Shell steps up commitment to sustainable mobility at Michelin Challenge Bibendum Shanghai
Shell today reaffirmed its commitment to achieve sustainable mobility through the development of various alternative sources of energy at the Michelin Challenge Bibendum conference held in Shanghai, China.
Speaking to more than 3,000 delegates at the Michelin Challenge Bibendum conference, Mr. Pirret outlined the Shell strategy to enable more sustainable transport through three avenues: partnership with Original Equipment Manufacturers (OEM); developing fuels, lubricants and other products that can deliver cleaner, more energy-efficient transport; and working with consumers to help them improve their vehicle fuel efficiency.
Mr. David Pirret, Executive Vice President, Lubricants, Shell International Petroleum Company Ltd. Said, “At Shell we have long recognized the conflict between the need for mobility and the toll it is taking on our planet. We believe to resolve it, we must all face up to the truth that while demand for energy is growing at an increasingly rapid rate, access to conventional oil supplies is declining and there is an increasing need to keep energy-related carbon dioxide (CO2) emission at acceptable levels.”
Creating OEM Partnerships
With partners such as Renault-Nissan, Volkswagen and Mercedes, Shell has been developing advanced lubricants to meet OEMs’ specific requirements.

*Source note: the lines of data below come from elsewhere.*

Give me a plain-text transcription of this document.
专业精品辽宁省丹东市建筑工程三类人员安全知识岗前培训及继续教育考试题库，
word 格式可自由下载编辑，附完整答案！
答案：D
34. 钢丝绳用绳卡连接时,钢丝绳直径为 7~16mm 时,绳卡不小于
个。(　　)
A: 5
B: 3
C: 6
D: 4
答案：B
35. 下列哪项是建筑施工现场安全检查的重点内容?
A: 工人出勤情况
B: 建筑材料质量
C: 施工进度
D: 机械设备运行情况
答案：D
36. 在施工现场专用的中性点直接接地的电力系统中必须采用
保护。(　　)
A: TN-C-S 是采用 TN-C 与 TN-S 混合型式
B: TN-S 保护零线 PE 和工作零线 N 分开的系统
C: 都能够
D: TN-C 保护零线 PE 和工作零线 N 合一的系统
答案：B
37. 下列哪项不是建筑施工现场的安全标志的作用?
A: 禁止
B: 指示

One result of the OEM partnership is the development of LowSAPs, or low sulphated ash, phosphorous and sulphur lubricants that can optimize the efficiency of the engines’ after-treatment systems.
In China, Shell has built partnerships with more than 40 major auto manufacturers, including Volkswagen, Renault-Nissan, Shanghai General Motors, Suzuki and FAW, in an effort to provide the best lubricant and fuels products and services to Chinese consumers.
Leading the Market for Better Fuel Economy
At the same time, Shell is also committed to helping motorists change their driving habits to improve fuel economy, and ultimately reduce the demand for energy. In a survey of 3000 people conducted by Shell in 11 countries, only 40 percent of those surveyed have made attempts to improve the fuel economy of their cars.
In China, formula Nemo, which is designed to clean and protect the engine, is added to every litre of fuel sold at Shell retail stations.
Sourcing for Alternative Fuels
To ensure that there is a steady supply of fuel for future generations and to reduce CO2 emissions, Shell is continuously looking for better ways to extract oil from unconventional sources like sand and shale, and develop alternative fuel sources.
Gas-to-liquid Fuel, or GTL is one example of an alternative fuel source that Shell is developing. GTL Fuels can be delivered using existing fuel infrastructure and can be used in conventional diesel engines without the need for modification. Shell expects that it will become the first company to produce GTL Fuels and lubricants on a large commercial scale with its plant in Qatar at the end of the decade.
We have concluded a six-month trial of Shell synthetic GTL Fuel, on Shanghai’s Euro II standard buses. Test results of the engine emissions by the State Vehicle Test Centre showed that Shell GTL Fuel can reduce particles matters by 35%, NOx by 15%, CO by 13% and CO2 by 4% compared with conventional Euro II diesel. It demonstrates that GTL is a good alternative fuel for mega cities’ public transport.
Shell is also exploring and developing second-generation biofuels. Produced from agriculture waste and materials containing cellulose, second generation biofuels do not depend on food crops and thus resolves the dilemma of burning food for fuel. Only last week, Shell announced an agreement with Codexis Inc. to develop new super enzymes to convert biomass to fuel in a five-year research collaboration project. The research focuses on adapting enzymes to improve the conversion of a range of raw materials into high-performance fuels. At the same time, Shell is working with Iogen in Canada and CHOREN Industries in Germany to develop a full-scale commercial plant and the world’s first demonstration plant respectively. The demonstration plant is expected to come on line this year.
The third fuel source that Shell is developing is hydrogen. Shell has recently partnered with General Motors to understand the challenge of producing, distributing and using hydrogen to power cars of the future.
Today, we have officially opened the first Hydrogen station in Shanghai. It will provide compressed gaseous hydrogen for a fleet of fuel cell cars and buses operating in the Shanghai region. Hydrogen fuel cell vehicles (FCV) have the potential to dramatically reduce CO2 emissions. Emissions from FCV tailpipes are almost zero, significantly contributing to improved local air quality.
“The biggest challenge we face is the effect of CO2 emissions on climate change. While the alternative fuels that Shell is developing can contribute to lower CO2 emissions, making sustainable mobility a reality will require not only individual efforts, but also a collective integrated approach – a partnership of all stakeholders, from companies and governments, to the everyday motorist,” said Mr. Pirret.